MWC 2024 Roundup

MWC 2024 Roundup

The crowds were back, the high energy was palpable, AI hype is hitting its peak, there was less whining (relatively speaking) about regulators, significant progress has been made in some critical areas while new ones are up for exploration. We attended the annual MWC show and met with senior leaders across the spectrum and from around the world. We also participated in several closed- and open-door conversations – Next 5 years (hosted by GSMA), AI and Sustainability (hosted by NTT and Dell), AI and 5G in Manufacturing (hosted by Microsoft), and Operational Transformation (hosted by Rakuten). This note summarizes our observations from the show.

telecomAI

Unsurprisingly, AI was the most talked about topic across the board. Every player had something to say about AI (and not just GenAI). Though we are in the early stages of understanding the implications, we are clearly on a roadmap. The topic is likely to dominate the conversations for years to come at multiple levels – from policy to strategy, from competition to engineering.

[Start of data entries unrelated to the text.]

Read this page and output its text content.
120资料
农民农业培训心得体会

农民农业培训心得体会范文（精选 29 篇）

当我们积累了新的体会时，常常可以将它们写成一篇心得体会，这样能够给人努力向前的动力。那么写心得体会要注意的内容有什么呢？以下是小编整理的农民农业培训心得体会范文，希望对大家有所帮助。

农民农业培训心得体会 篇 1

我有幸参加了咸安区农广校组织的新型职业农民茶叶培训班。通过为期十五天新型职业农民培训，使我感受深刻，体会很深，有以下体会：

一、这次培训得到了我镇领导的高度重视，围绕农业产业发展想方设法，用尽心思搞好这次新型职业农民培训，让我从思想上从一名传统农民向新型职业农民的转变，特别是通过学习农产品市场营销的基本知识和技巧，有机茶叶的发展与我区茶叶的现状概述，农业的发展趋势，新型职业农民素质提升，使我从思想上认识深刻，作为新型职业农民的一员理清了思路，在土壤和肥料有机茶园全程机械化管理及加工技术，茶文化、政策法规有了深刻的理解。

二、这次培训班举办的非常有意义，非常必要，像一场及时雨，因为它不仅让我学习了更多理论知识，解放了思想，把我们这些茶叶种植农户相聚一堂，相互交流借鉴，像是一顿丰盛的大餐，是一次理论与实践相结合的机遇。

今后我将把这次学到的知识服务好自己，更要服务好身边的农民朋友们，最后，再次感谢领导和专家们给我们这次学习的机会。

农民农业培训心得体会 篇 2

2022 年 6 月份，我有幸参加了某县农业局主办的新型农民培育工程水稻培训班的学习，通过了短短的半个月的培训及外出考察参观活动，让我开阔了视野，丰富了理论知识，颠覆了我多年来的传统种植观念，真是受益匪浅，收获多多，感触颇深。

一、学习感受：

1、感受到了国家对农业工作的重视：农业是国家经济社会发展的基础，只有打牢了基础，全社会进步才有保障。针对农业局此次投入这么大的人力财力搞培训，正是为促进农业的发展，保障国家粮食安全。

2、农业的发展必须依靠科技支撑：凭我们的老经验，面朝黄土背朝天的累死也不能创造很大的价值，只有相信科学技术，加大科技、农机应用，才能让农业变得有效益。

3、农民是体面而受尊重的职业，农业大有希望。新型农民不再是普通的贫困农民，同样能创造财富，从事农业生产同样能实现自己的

Having the hooks into the network data to better under the network flows, faults, and simmering issues is a great use case for applied AI. Getting to the root cause of a potential fault before it happens and keep the network running at all times is worth the investment. Each minute the network is down, the service provider and their customers stand to lose millions. A factory can’t afford to be down for an outage. A retailer can’t have its POS network down. An emerging security storm needs to be detected and contained before it wreaks havoc. Digital Twin of the network can provide the necessary capability in the hands of the network teams to manage the bits more effectively and expeditiously.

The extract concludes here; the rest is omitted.